Award show categories. Now there’s a topic to set the ranters ranting. More specifically, the proliferation of award show categories… Make the mistake of bringing that nugget up in conversation with the wrong person and you’d better grab a comfy chair, refresh your drink and get ready for a loud and lengthy stream of opinions from the Big Box of Opinions. The news this week that Cannes has added Digital Craft to its ever-growing pride of Lions is guaranteed to trigger a chorus of predictable roars. But hold your fire, y’all. I think it’s kind of neat.

Advertising craft is a bit of a nerdy obsession of mine. The alchemy of colour. The skin-tingling power of sound design. The architecture of the edit. The electron-level exactitude of type layout. A proper artisan (come on, we’re all hipsters here, we can misapply the word artisanal willy-nilly if we want to) can save a great idea from ham-fisted ugliness. It can make sure that it gets the attention that it deserves. 

But until recently the concept of creative craft in advertising has been one of the graphic or filmic stuff. It’s sort of strange considering the diversity of work that falls under the banner of marketing and advertising these days. I’ve been noodling around with the topic for a while and something I’ve been regularly bringing up with interviewees over the past year or so – Ronald Ng at DigitalLBi, for example, Andy Sandoz at Havas Work Club is another, as is Jax Ostle Evans at Stinkdigital.

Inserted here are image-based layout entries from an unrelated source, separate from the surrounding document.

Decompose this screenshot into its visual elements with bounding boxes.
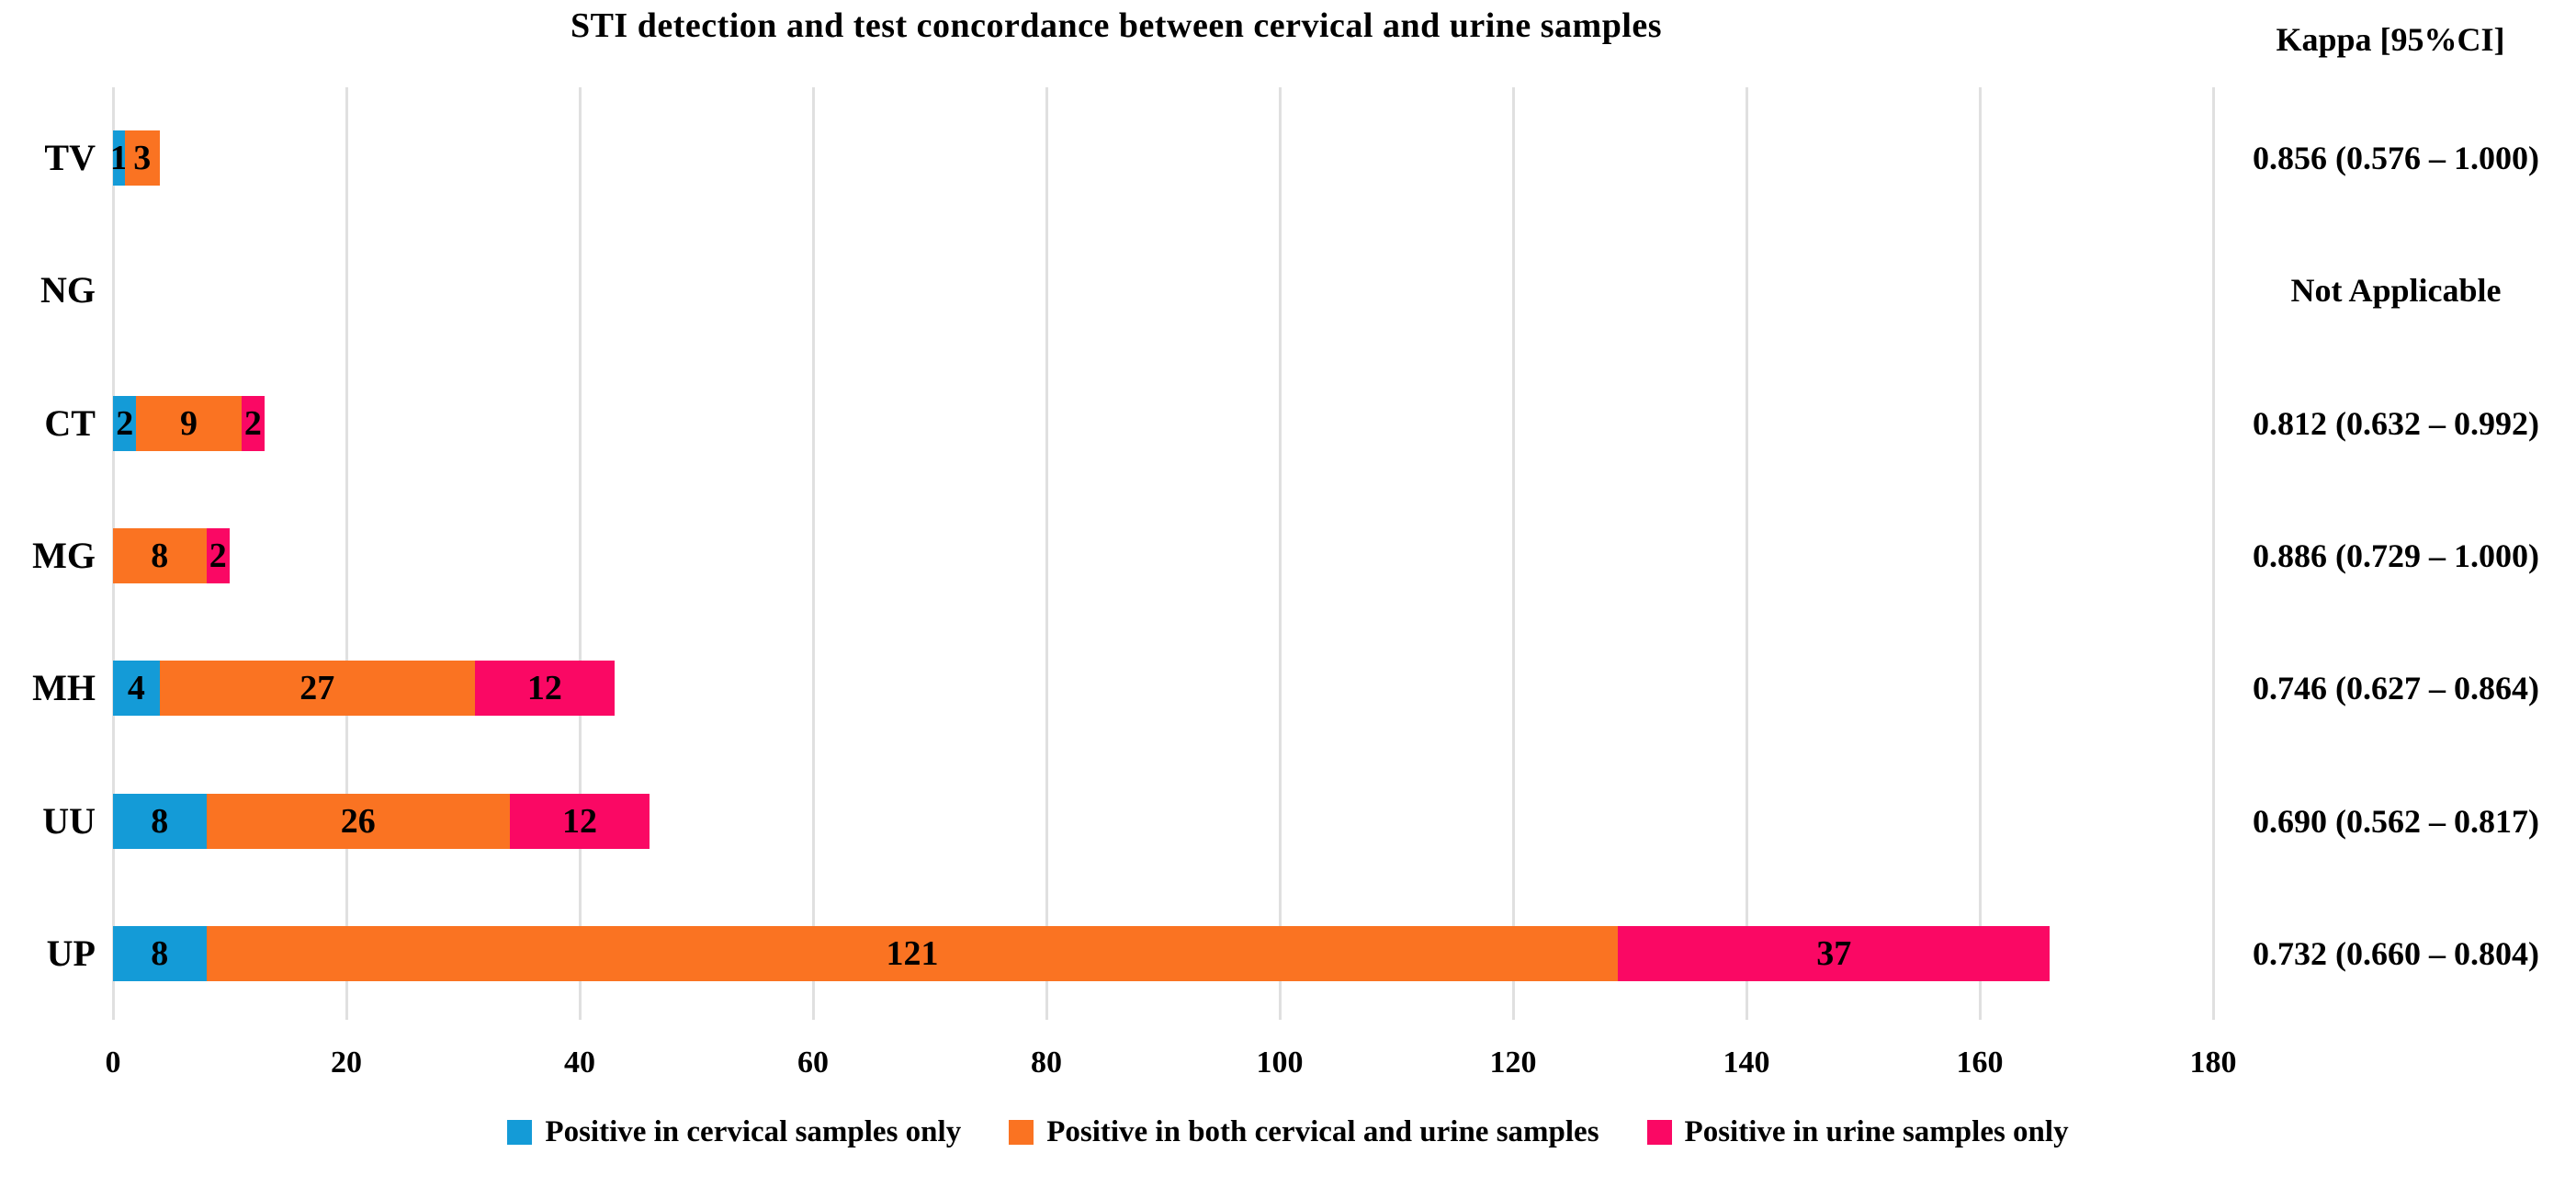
bar-segment-value: 4 (127, 669, 145, 708)
legend-item-2: Positive in urine samples only (1646, 1115, 2069, 1149)
legend: Positive in cervical samples only Positiv… (0, 1115, 2576, 1149)
bar-segment-value: 12 (526, 669, 562, 708)
category-label-mh: MH (32, 667, 96, 709)
gridline-x-80 (1045, 87, 1048, 1020)
bar-segment-value: 2 (243, 403, 262, 443)
legend-label: Positive in urine samples only (1684, 1115, 2069, 1148)
kappa-value-tv: 0.856 (0.576 – 1.000) (2253, 140, 2539, 176)
legend-label: Positive in cervical samples only (545, 1115, 962, 1148)
bar-segment: 12 (509, 793, 650, 849)
category-label-ng: NG (40, 269, 96, 311)
bar-segment-value: 8 (151, 536, 169, 575)
bar-segment-value: 1 (109, 139, 128, 177)
kappa-value-ct: 0.812 (0.632 – 0.992) (2253, 404, 2539, 442)
kappa-value-mg: 0.886 (0.729 – 1.000) (2253, 537, 2539, 574)
kappa-value-up: 0.732 (0.660 – 0.804) (2253, 934, 2539, 972)
bar-segment: 8 (113, 527, 207, 583)
bar-segment: 12 (474, 661, 616, 717)
gridline-x-120 (1511, 87, 1515, 1020)
bar-segment-value: 2 (209, 536, 227, 575)
bar-segment: 1 (109, 130, 128, 186)
bar-segment: 37 (1618, 925, 2051, 981)
bar-segment: 8 (113, 793, 207, 849)
bar-segment: 27 (159, 661, 475, 717)
bar-segment: 3 (124, 130, 160, 186)
x-axis-tick-0: 0 (105, 1046, 121, 1080)
bar-segment-value: 26 (340, 801, 376, 841)
kappa-value-uu: 0.690 (0.562 – 0.817) (2253, 802, 2539, 840)
bar-segment: 2 (206, 527, 230, 583)
kappa-value-ng: Not Applicable (2290, 272, 2502, 310)
gridline-x-180 (2211, 87, 2215, 1020)
kappa-column-header: Kappa [95%CI] (2276, 21, 2505, 58)
x-axis-tick-60: 60 (797, 1046, 829, 1080)
legend-item-1: Positive in both cervical and urine samp… (1009, 1115, 1599, 1149)
bar-segment: 4 (113, 661, 160, 717)
gridline-x-140 (1745, 87, 1748, 1020)
gridline-x-40 (578, 87, 582, 1020)
bar-segment-value: 8 (151, 933, 169, 973)
legend-swatch-icon (507, 1120, 533, 1145)
x-axis-tick-100: 100 (1256, 1046, 1304, 1080)
gridline-x-100 (1278, 87, 1282, 1020)
category-label-up: UP (46, 932, 96, 974)
bar-segment-value: 8 (151, 801, 169, 841)
legend-swatch-icon (1009, 1120, 1034, 1145)
bar-segment-value: 12 (561, 801, 597, 841)
x-axis-tick-180: 180 (2189, 1046, 2237, 1080)
x-axis-tick-40: 40 (564, 1046, 595, 1080)
x-axis-tick-20: 20 (331, 1046, 362, 1080)
bar-segment-value: 9 (180, 403, 198, 443)
x-axis-tick-140: 140 (1723, 1046, 1770, 1080)
category-label-uu: UU (42, 799, 96, 842)
legend-item-0: Positive in cervical samples only (507, 1115, 961, 1149)
x-axis-tick-160: 160 (1956, 1046, 2004, 1080)
bar-segment: 2 (241, 395, 266, 451)
category-label-ct: CT (44, 401, 96, 444)
bar-segment: 2 (113, 395, 137, 451)
bar-segment-value: 2 (116, 403, 134, 443)
kappa-value-mh: 0.746 (0.627 – 0.864) (2253, 670, 2539, 707)
category-label-mg: MG (32, 534, 96, 576)
bar-segment-value: 3 (133, 139, 152, 177)
bar-segment: 8 (113, 925, 207, 981)
bar-segment-value: 37 (1816, 933, 1852, 973)
bar-segment: 9 (136, 395, 242, 451)
gridline-x-60 (811, 87, 815, 1020)
bar-segment: 26 (206, 793, 510, 849)
bar-segment: 121 (206, 925, 1619, 981)
legend-label: Positive in both cervical and urine samp… (1046, 1115, 1599, 1148)
bar-segment-value: 121 (886, 933, 939, 973)
bar-segment-value: 27 (299, 669, 335, 708)
chart-title: STI detection and test concordance betwe… (570, 6, 1663, 45)
gridline-x-20 (345, 87, 348, 1020)
category-label-tv: TV (44, 137, 96, 178)
legend-swatch-icon (1646, 1120, 1672, 1145)
x-axis-tick-80: 80 (1031, 1046, 1062, 1080)
gridline-x-160 (1978, 87, 1982, 1020)
x-axis-tick-120: 120 (1489, 1046, 1537, 1080)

A film craft jury and a digital craft jury are always going to judge, say, an interactive film experience by different criteria. Intuitive navigation, an efficient and robust build, ingenious hacks that expand the possibilities of current technology are all key in determining whether a person will use – and continue using – a website, app or tool. 

Plus there are companies that have underpinned the most awarded campaigns of the last few years – and have seen their (often pretty hefty) contribution to a project underplayed on the award circuit. The new category should go some way to righting that wrong.

I wonder if it might, even, go some way toward bridging the Mean Girls-esque social chasm between Cannes’ tech giant interlopers and the old guard? Maybe?

Sure, there will be challenges. How to find the jurors with the expertise to delve deep into entries within their own specialist field and the breadth of understanding to be able to evaluate the craft merits of everything from a digital shopping experience to a virtual reality film to a mobile game? And, as Andy Sandoz pointed out to me, the ‘always beta’ mentality of the digital arena can cause difficulty for the painstaking refinements of craftsmanship. But that’s no reason not to at least try.

So I’ll be following this new category with curiosity, Luddite though I am. It shows a more grown up approach to creative technology. Not everything hangs on the for-the-sake-of-it latest tech trend. Progress can be incremental rather than convulsive. As an industry, I sometimes wonder if the reason that we’re often so quick to over hype the novel or be dazzled by a faddish campaign is that we want to cover up our lack of hard tech skills and true understanding (or, I could just be speaking for myself). I have an inkling that this new category might be just the thing to get us to (collectively) slow down and think harder. It’s not dumbing down… it’s braining up.